Pengawasan pembelajaran yang dilakukan
kepala sekolah dan pengawas pembina sebaiknya dilakukan secara terus menerus,
tidak hanya melalui supevisi. Kepala sekolah atau pengawas bisa saja melakukan
diskusi terbatas dengan guru mata pelajaran untuk membicarakan pembelajaran
yang telah mereka lakukan. Bisa juga dengan cara menyediakan angket tentang
pelaksanaan pembelajaran yang harus diisi oleh siswa. Dari angket itu akan
terlihat gambaran pelaksanaan pembelajaran yang dilakukan guru tersebut.
Guru-guru kita terlalu asik dengan
kebiasaan lamanya. Mereka marasa nyaman dengan kebiasaan lamanya itu, sehingga
saking asiknya tidak mau diganggu dengan hal-hal yang baru, yang menurut
pandangan mereka akan membuat tidak nyaman. Kebiasaan lama itu misalnya (1) potensi,
bakat, minat, dan gaya belajar siswa semuanya dianggap sama, (2) pembelajaran
masih berpusat pada guru, (3) siswa belum merdeka dala mbelajar, (4) bahan ajar
hanya mengandalkan buku teks (tidak bervariasi), (5) pembelajaran monoton, guru
memposisikan diri sebagai nara sumber, model ceramah selalu mendominasi pada
setiap pembelajaran, dan (6) guru menyuruh anak untuk mencatat bahan ajar tanpa
ditindaklanjuti dengan penjelasan. Kebiasaan lama itu sudah merasuk pada
relung-relung hati guru kita, sehingga sangat sulit untuk diubahnya.

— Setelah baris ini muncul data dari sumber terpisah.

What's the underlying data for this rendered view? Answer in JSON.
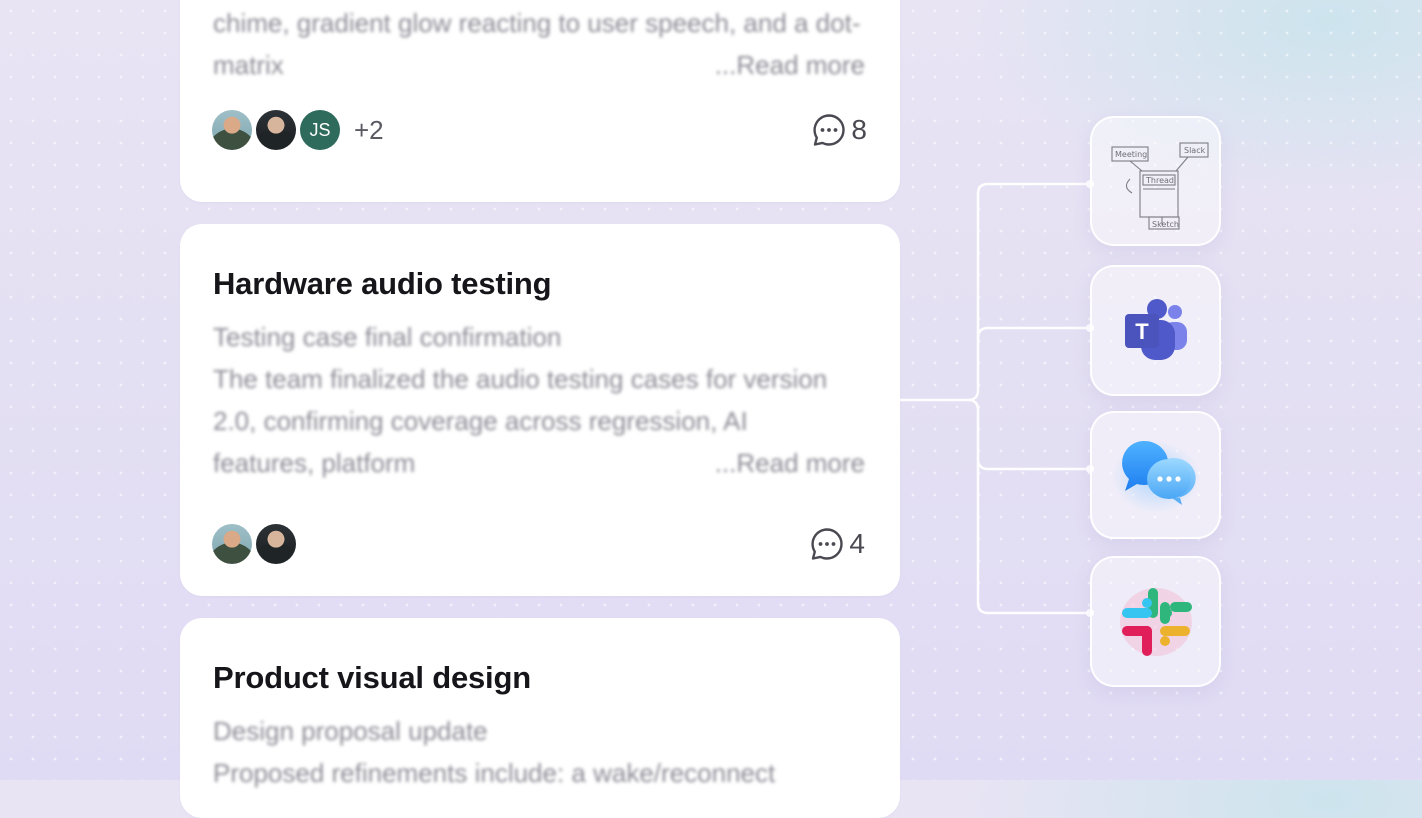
{
  "cards": [
    {
      "id": "top",
      "body": "chime, gradient glow reacting to user speech, and a dot-matrix",
      "read_more": "...Read more",
      "avatars": [
        {
          "type": "photo",
          "name": "avatar-photo-1"
        },
        {
          "type": "photo",
          "name": "avatar-photo-2"
        },
        {
          "type": "initials",
          "initials": "JS",
          "color": "#2f6b5d"
        }
      ],
      "extra_participants": "+2",
      "comment_count": "8"
    },
    {
      "id": "mid",
      "title": "Hardware audio testing",
      "subtitle": "Testing case final confirmation",
      "body": "The team finalized the audio testing cases for version 2.0, confirming coverage across regression, AI features, platform",
      "read_more": "...Read more",
      "comment_count": "4"
    },
    {
      "id": "bot",
      "title": "Product visual design",
      "subtitle": "Design proposal update",
      "body": "Proposed refinements include: a wake/reconnect"
    }
  ],
  "integrations": [
    {
      "name": "sketch-diagram",
      "icon": "sketch-diagram-icon",
      "labels": [
        "Meeting",
        "Slack",
        "Thread",
        "Sketch"
      ]
    },
    {
      "name": "microsoft-teams",
      "icon": "microsoft-teams-icon",
      "letter": "T"
    },
    {
      "name": "messages",
      "icon": "chat-bubbles-icon"
    },
    {
      "name": "slack",
      "icon": "slack-icon"
    }
  ],
  "colors": {
    "teams_purple": "#5059c9",
    "messages_blue": "#2f8cf0",
    "slack_red": "#e01e5a",
    "slack_green": "#2eb67d",
    "slack_yellow": "#ecb22e",
    "slack_blue": "#36c5f0"
  }
}
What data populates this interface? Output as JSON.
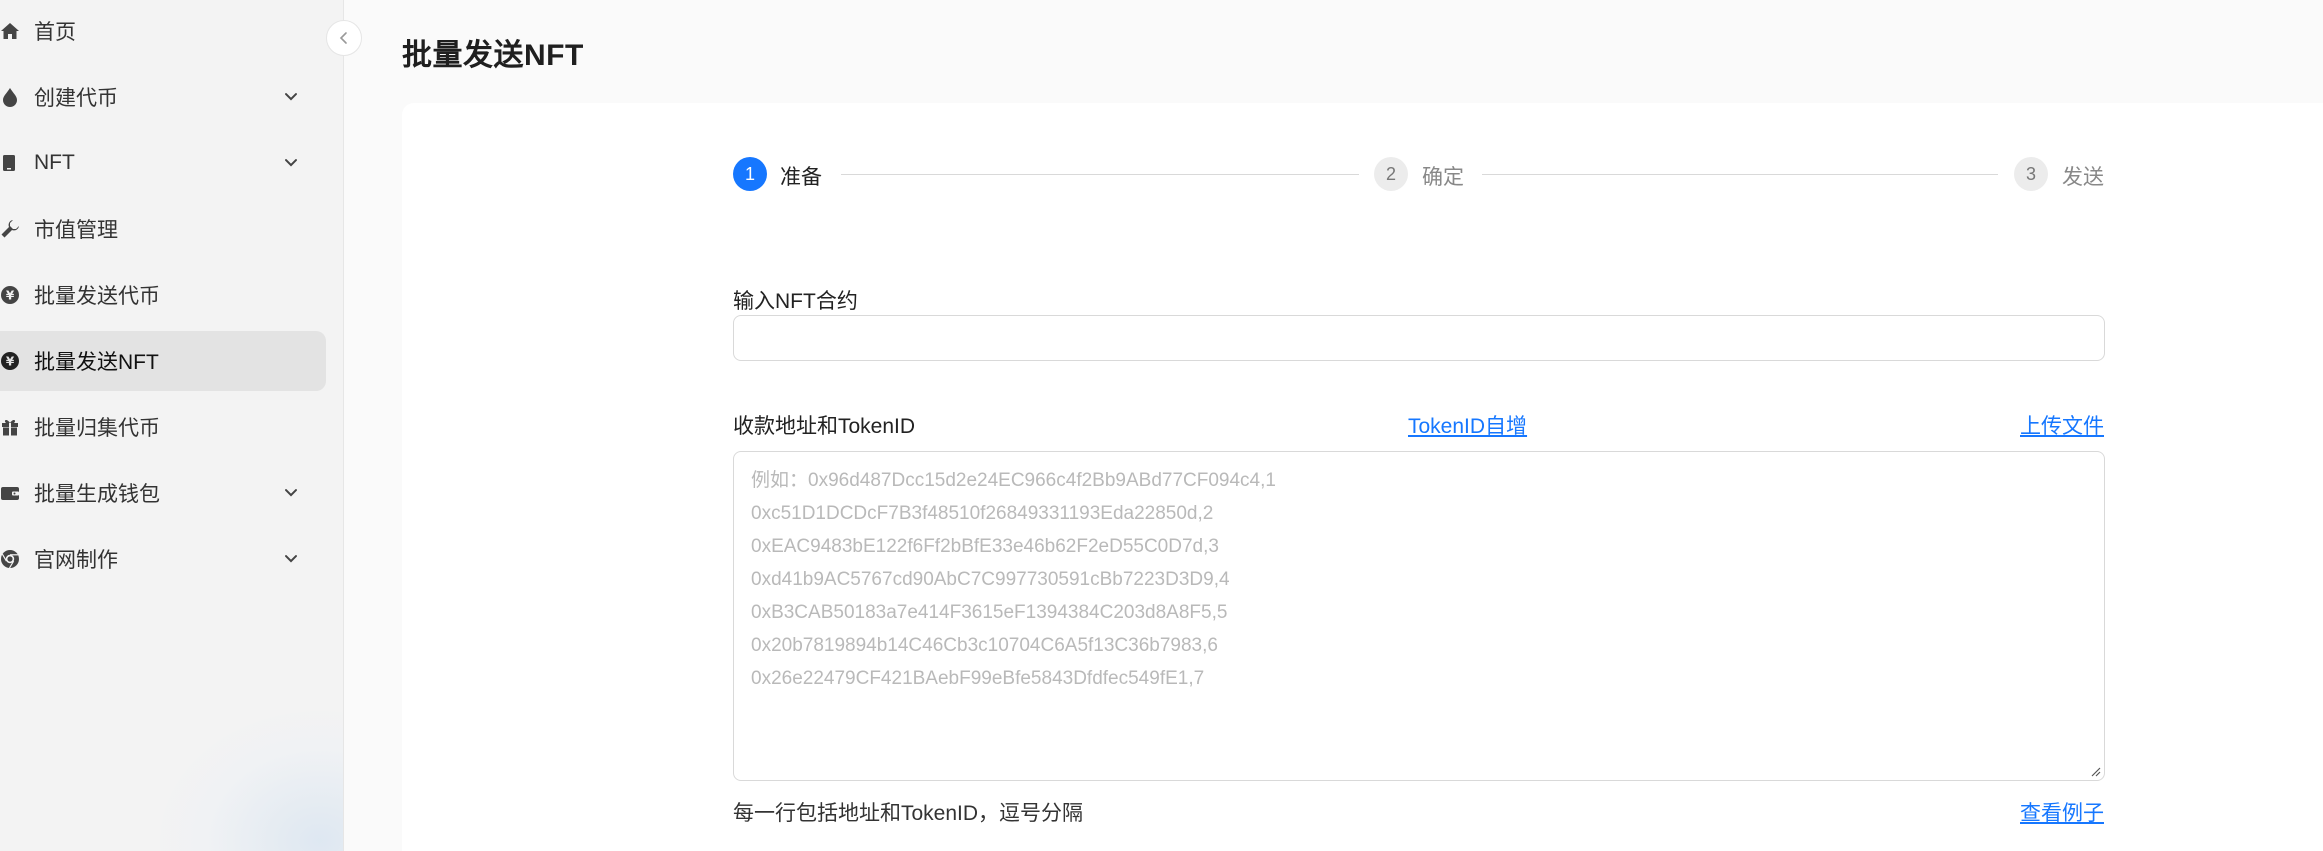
{
  "sidebar": {
    "items": [
      {
        "label": "首页",
        "icon": "home-icon",
        "has_submenu": false,
        "active": false
      },
      {
        "label": "创建代币",
        "icon": "fire-drop-icon",
        "has_submenu": true,
        "active": false
      },
      {
        "label": "NFT",
        "icon": "tablet-icon",
        "has_submenu": true,
        "active": false
      },
      {
        "label": "市值管理",
        "icon": "wrench-icon",
        "has_submenu": false,
        "active": false
      },
      {
        "label": "批量发送代币",
        "icon": "yen-coin-icon",
        "has_submenu": false,
        "active": false
      },
      {
        "label": "批量发送NFT",
        "icon": "yen-coin-icon",
        "has_submenu": false,
        "active": true
      },
      {
        "label": "批量归集代币",
        "icon": "gift-icon",
        "has_submenu": false,
        "active": false
      },
      {
        "label": "批量生成钱包",
        "icon": "wallet-icon",
        "has_submenu": true,
        "active": false
      },
      {
        "label": "官网制作",
        "icon": "chrome-icon",
        "has_submenu": true,
        "active": false
      }
    ]
  },
  "header": {
    "title": "批量发送NFT"
  },
  "steps": [
    {
      "number": "1",
      "label": "准备",
      "status": "active"
    },
    {
      "number": "2",
      "label": "确定",
      "status": "inactive"
    },
    {
      "number": "3",
      "label": "发送",
      "status": "inactive"
    }
  ],
  "form": {
    "contract_label": "输入NFT合约",
    "contract_value": "",
    "recipients_label": "收款地址和TokenID",
    "tokenid_increment_link": "TokenID自增",
    "upload_file_link": "上传文件",
    "recipients_placeholder_lines": [
      "例如：0x96d487Dcc15d2e24EC966c4f2Bb9ABd77CF094c4,1",
      "0xc51D1DCDcF7B3f48510f26849331193Eda22850d,2",
      "0xEAC9483bE122f6Ff2bBfE33e46b62F2eD55C0D7d,3",
      "0xd41b9AC5767cd90AbC7C997730591cBb7223D3D9,4",
      "0xB3CAB50183a7e414F3615eF1394384C203d8A8F5,5",
      "0x20b7819894b14C46Cb3c10704C6A5f13C36b7983,6",
      "0x26e22479CF421BAebF99eBfe5843Dfdfec549fE1,7"
    ],
    "helper_text": "每一行包括地址和TokenID，逗号分隔",
    "view_example_link": "查看例子"
  },
  "colors": {
    "accent": "#1677ff",
    "sidebar_bg": "#f3f3f3",
    "active_item_bg": "#e3e3e3"
  }
}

Kebiasaan baru yang bisa dilakukan guru
misalnya pembelajaran berbasis IT, penerapan model pembelajaran aktif,
pembelajaran berbasis masalah, melakukan penelitian tindakan kelas, dan pembelajaran
projek. Untuk mengubah kebiasaan lama itu dibutuhkan waktu dan kesabaran. Yang
penting menyadarkan guru dulu bahwa kebiasaan lama itu sudah tidak zamannya
lagi.
Ketertutupan guru pada hal-hal yang baru
bisa saja disebabkan karena mereka sudah merasa puas dengan apa yang telah dimiliki.
Mereka punya pandangan bahwa ilmu pengetahuan pada waktu kuliahpun sudah cukup.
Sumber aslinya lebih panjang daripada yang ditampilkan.